Das Projekt wurde von der Surgical Fusion Technologies GmbH initiiert und wird durch die Innosuisse gefördert. Ferner konnte die Forschungsgruppe MSRU (Musculoskeletal Research Unit) um Dr. med. vet. Karina Klein, PhD, Vetsuisse Fakultät Zürich, für das Projekt gewonnen werden. Die Forschenden der MSRU werden das Implantatsystem an Schafen testen. Hierfür werden die Implantate bei den Tieren im Beckenknochen über eine Zeitspanne von bis zu zwei Jahren implantiert, um sicher zu stellen, dass das Implantatsystem problemlos einheilt und im optimalen Zeitverlauf auch vollständig ersetzt wird. Der Vorteil der Implantation im Beckenknochen ist, dass aufgrund der Grösse des Beckenknochens mehrere Implantate gleichzeitig vergleichend auf ihre Verträglichkeit und ihr Langzeitverhalten studiert werden können. «Dieser Ansatz ermöglicht uns die Tiere zu schonen, zudem müssen wir wesentlich weniger Versuchstiere opfern, als wenn wir am Knie implantieren würden»», so Karina Klein.

Um die sofortige mechanische Stabilität des OsteoFusion Systems nicht nur für die Patient:innen zu gewährleisten, wird im akkreditierten Prüflabor (nach ISO17025) der Forschungsgruppe Biomechanical Engineering des IMES die Verankerungsfestigkeit am Kadaverknochen in mehreren mechanischen, sogenannten Pull  out- und zyklischen Tests evaluiert. «Dabei wird das im Kadaverknochen fixierte Implantat in eigens dafür entwickelte Testvorrichtungen eingespannt und auf seine Zugfestigkeit sowie Stabilität geprüft», erklärt Roger von Mentlen, der das Projekt seitens der ZHAW leitet.

Mit Industrierobotern Laufbewegungen simulieren

Ein weiteres Ziel des ZHAW-Teams ist es, das keramische Implantatsystem mithilfe eines Industrieroboters physiologischen Tests zu unterziehen. Dafür implantieren Ärzt:innen ein Stück Sehne als Kreuzbandersatz in menschliche Kniekadaver und fixieren die Sehne mit den Keramikimplantaten. „Anschliessend wird das operierte Kadaverbein an den Industrieroboter angebracht, der damit mehrere Laufzyklen simuliert“, erklärt Michaela Nusser. Dieses Implantat wird dann mit einer weiteren Implantatlösung von Surgical Fusion Technologies und einem Konkurrenzimplantat verglichen. «Hier möchten wir sehen, ob die Verankerung der keramischen Lösung besser ist als bei den herkömmlichen Produkten», erklärt die ZHAW-Forscherin den Zweck der Testreihe.

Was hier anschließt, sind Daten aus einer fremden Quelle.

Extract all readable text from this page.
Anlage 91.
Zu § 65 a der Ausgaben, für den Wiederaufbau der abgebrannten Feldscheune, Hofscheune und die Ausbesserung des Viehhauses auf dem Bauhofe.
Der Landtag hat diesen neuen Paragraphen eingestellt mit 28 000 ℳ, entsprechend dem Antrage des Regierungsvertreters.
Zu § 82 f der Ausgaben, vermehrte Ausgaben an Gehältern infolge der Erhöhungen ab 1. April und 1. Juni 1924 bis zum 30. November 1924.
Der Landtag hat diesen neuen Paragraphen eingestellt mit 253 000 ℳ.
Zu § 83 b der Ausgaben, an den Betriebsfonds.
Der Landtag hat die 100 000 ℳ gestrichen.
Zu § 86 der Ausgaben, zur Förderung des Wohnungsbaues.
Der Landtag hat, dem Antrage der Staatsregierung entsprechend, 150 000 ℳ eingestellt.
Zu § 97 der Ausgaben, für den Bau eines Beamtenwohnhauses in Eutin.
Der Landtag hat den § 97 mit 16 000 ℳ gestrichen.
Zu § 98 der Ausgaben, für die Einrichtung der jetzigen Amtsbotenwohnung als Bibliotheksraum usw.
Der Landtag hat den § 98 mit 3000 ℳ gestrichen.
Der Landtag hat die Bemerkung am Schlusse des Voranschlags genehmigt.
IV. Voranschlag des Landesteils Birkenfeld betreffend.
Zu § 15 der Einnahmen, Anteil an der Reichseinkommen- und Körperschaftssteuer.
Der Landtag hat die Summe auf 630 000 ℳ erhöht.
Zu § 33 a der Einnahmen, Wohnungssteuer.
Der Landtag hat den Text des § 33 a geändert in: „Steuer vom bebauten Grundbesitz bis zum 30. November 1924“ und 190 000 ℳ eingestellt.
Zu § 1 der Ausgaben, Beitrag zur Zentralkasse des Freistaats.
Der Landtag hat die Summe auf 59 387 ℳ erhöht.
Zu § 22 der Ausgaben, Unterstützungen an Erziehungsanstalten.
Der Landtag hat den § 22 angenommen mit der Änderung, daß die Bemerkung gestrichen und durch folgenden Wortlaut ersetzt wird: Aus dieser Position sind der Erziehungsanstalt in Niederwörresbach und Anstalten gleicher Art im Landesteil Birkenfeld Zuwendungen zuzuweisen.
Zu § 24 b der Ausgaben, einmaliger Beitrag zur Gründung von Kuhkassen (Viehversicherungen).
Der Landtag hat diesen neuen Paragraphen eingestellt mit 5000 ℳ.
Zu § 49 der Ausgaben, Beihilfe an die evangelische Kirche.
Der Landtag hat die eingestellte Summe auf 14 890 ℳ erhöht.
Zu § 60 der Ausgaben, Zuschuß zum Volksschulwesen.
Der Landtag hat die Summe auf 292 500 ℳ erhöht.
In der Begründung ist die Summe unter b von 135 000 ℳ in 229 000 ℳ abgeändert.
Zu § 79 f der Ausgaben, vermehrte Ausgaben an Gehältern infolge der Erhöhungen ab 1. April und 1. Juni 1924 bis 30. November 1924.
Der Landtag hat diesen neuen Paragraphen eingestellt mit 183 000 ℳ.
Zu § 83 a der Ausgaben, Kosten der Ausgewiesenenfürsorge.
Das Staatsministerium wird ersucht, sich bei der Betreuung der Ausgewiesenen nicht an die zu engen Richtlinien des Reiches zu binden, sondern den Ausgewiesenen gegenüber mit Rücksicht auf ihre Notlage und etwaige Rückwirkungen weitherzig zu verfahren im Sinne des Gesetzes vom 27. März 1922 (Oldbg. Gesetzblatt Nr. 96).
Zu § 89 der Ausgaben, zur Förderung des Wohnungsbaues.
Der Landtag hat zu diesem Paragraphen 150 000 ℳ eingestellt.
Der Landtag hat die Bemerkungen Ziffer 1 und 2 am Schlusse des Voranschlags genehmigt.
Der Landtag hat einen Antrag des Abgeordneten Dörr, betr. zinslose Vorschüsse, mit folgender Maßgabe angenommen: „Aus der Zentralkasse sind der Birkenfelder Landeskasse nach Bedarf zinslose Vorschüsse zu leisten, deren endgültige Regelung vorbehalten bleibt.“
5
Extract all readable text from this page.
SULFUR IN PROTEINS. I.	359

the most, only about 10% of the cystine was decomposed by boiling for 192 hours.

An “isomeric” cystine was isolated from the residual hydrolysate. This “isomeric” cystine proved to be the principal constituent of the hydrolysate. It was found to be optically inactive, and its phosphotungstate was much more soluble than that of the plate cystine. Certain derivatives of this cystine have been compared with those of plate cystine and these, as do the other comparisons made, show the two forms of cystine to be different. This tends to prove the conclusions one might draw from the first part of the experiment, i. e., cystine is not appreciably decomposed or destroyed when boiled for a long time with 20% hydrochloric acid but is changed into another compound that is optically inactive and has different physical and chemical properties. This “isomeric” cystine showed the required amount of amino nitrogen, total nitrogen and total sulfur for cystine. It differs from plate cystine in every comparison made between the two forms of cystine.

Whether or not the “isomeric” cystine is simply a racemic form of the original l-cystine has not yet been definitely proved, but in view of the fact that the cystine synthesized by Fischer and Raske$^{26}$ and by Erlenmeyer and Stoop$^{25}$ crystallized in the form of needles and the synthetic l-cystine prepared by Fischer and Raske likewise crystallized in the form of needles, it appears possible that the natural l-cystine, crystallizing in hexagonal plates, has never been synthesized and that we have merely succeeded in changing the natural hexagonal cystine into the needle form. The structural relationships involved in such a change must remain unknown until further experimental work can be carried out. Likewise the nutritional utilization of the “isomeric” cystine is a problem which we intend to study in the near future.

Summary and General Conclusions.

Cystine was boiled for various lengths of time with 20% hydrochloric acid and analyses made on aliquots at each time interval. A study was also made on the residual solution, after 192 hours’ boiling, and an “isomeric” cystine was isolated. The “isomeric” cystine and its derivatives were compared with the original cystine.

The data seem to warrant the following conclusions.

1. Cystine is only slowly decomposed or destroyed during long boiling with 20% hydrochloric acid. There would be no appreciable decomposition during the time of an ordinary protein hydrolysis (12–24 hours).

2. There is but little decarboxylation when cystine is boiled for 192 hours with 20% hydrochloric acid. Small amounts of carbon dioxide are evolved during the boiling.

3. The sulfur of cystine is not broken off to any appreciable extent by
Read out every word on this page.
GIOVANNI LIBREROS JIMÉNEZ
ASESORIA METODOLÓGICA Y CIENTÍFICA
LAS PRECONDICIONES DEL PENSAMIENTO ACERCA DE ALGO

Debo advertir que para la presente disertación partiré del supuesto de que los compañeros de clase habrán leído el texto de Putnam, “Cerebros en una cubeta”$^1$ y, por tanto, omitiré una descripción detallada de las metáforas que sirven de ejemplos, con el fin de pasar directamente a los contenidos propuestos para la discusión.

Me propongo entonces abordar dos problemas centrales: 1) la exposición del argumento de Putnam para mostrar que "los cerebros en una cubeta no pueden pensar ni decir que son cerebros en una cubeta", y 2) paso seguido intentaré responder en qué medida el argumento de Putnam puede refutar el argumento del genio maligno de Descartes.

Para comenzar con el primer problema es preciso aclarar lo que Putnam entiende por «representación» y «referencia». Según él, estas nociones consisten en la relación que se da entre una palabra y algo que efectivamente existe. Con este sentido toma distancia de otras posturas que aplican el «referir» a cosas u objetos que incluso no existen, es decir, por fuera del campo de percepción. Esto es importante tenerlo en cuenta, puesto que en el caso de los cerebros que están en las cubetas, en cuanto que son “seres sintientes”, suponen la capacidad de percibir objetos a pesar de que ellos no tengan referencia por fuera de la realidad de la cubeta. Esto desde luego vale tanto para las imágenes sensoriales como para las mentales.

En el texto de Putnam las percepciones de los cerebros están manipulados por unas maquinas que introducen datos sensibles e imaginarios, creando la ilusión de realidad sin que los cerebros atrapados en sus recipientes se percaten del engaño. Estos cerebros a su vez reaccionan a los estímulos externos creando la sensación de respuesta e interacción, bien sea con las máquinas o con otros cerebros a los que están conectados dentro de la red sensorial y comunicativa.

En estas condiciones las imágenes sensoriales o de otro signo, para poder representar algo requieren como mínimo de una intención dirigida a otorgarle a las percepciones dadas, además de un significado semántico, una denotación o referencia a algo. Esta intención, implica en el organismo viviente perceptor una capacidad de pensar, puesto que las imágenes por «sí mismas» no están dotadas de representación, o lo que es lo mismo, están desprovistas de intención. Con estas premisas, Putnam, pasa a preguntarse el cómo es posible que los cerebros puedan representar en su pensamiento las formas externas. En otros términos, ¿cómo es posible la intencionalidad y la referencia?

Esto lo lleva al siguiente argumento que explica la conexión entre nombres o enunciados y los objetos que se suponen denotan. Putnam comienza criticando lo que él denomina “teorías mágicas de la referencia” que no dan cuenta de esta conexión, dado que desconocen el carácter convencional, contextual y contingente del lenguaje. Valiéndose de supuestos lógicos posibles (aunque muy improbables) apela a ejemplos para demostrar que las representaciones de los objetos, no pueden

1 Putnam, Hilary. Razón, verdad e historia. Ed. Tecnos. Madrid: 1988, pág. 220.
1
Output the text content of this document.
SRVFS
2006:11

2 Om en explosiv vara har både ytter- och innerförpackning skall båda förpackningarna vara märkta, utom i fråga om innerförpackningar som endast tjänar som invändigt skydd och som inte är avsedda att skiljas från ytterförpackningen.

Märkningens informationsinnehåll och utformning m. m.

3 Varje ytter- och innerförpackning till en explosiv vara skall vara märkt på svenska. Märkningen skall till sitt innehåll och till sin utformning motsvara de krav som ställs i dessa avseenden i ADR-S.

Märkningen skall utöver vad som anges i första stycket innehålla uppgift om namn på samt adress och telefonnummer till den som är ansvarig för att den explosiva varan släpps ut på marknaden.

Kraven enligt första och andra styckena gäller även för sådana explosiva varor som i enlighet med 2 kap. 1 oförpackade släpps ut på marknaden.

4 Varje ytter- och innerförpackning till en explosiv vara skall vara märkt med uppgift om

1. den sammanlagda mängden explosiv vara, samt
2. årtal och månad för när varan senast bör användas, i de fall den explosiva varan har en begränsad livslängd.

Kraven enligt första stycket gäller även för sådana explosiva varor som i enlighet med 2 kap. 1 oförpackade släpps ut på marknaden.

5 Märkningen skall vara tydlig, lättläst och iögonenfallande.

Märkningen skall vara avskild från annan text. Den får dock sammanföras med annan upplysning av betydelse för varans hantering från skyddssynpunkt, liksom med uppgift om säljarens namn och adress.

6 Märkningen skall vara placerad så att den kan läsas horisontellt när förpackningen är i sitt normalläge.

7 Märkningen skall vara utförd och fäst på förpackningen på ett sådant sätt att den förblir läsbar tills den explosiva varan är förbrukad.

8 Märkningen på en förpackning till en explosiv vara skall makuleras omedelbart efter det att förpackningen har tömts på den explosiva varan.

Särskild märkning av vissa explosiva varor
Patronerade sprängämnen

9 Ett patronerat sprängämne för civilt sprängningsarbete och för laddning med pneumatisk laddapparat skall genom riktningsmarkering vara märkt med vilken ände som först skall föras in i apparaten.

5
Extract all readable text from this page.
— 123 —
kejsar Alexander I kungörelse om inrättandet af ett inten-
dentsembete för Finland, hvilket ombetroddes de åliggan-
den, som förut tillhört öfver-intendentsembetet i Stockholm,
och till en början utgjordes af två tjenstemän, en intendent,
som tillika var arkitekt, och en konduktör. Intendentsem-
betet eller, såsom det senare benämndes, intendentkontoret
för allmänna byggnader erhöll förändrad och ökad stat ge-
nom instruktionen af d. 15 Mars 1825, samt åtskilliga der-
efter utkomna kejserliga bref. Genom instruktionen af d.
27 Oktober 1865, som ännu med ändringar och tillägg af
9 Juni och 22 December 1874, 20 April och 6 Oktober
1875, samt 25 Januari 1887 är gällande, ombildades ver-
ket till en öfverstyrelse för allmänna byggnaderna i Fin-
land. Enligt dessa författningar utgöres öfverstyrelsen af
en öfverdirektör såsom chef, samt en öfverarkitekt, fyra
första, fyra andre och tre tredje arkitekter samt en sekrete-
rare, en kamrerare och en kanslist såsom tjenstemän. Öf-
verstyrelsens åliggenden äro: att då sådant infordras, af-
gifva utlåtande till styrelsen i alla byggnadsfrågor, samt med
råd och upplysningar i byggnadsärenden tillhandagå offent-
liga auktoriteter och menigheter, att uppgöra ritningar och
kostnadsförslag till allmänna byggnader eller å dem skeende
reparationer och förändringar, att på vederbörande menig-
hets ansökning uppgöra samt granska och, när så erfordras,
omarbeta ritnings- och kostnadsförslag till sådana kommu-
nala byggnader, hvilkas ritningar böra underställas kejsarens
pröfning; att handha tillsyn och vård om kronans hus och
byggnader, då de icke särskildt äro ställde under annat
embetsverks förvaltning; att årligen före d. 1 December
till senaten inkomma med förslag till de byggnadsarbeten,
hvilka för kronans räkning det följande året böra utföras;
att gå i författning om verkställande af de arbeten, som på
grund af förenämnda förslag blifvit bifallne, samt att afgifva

Auch ein Stolpern soll mit den Robotern simuliert werden – «dafür müssen wir den Robotern aber noch einiges beibringen». Daneben werden typische orthopädische Testreihen durchgeführt, die sämtliche Freiheitsgrade des Knies abdecken. Als dritten Teilbereich führt das Team des IMES sogenannte Finite-Elemente-Simulationen durch, «damit wollen wir den Übergang zwischen Knochen, Implantat und Sehne untersuchen und schauen, wie mechanisch belastbar die Verbindung ist», präzisiert Nusser. 

Herausforderung für die ZHAW-Forschenden

Doch nicht nur für eine effizientere Behandlung von Kreuzbandrissen ist das Projekt ein Gewinn, sondern auch für die Arbeit der Forschenden am IMES. «Die Einbindung unseres Instituts in das Projekt ist für unsere Forschung ein grosser Schritt nach vorne. Wir stellen mit unseren Industrierobotern durch die Ganganalyse anhand der Kniekadaver erstmals eine realistische Situation nach», ordnet Michaela Nusser das Projekt ein. Sollten die Tests und Optimierungen an dem Keramikimplantat erfolgreich verlaufen, wird mit einer raschen Markteinführung des Produkts gerechnet, das Projekt selbst läuft bis Ende 2026.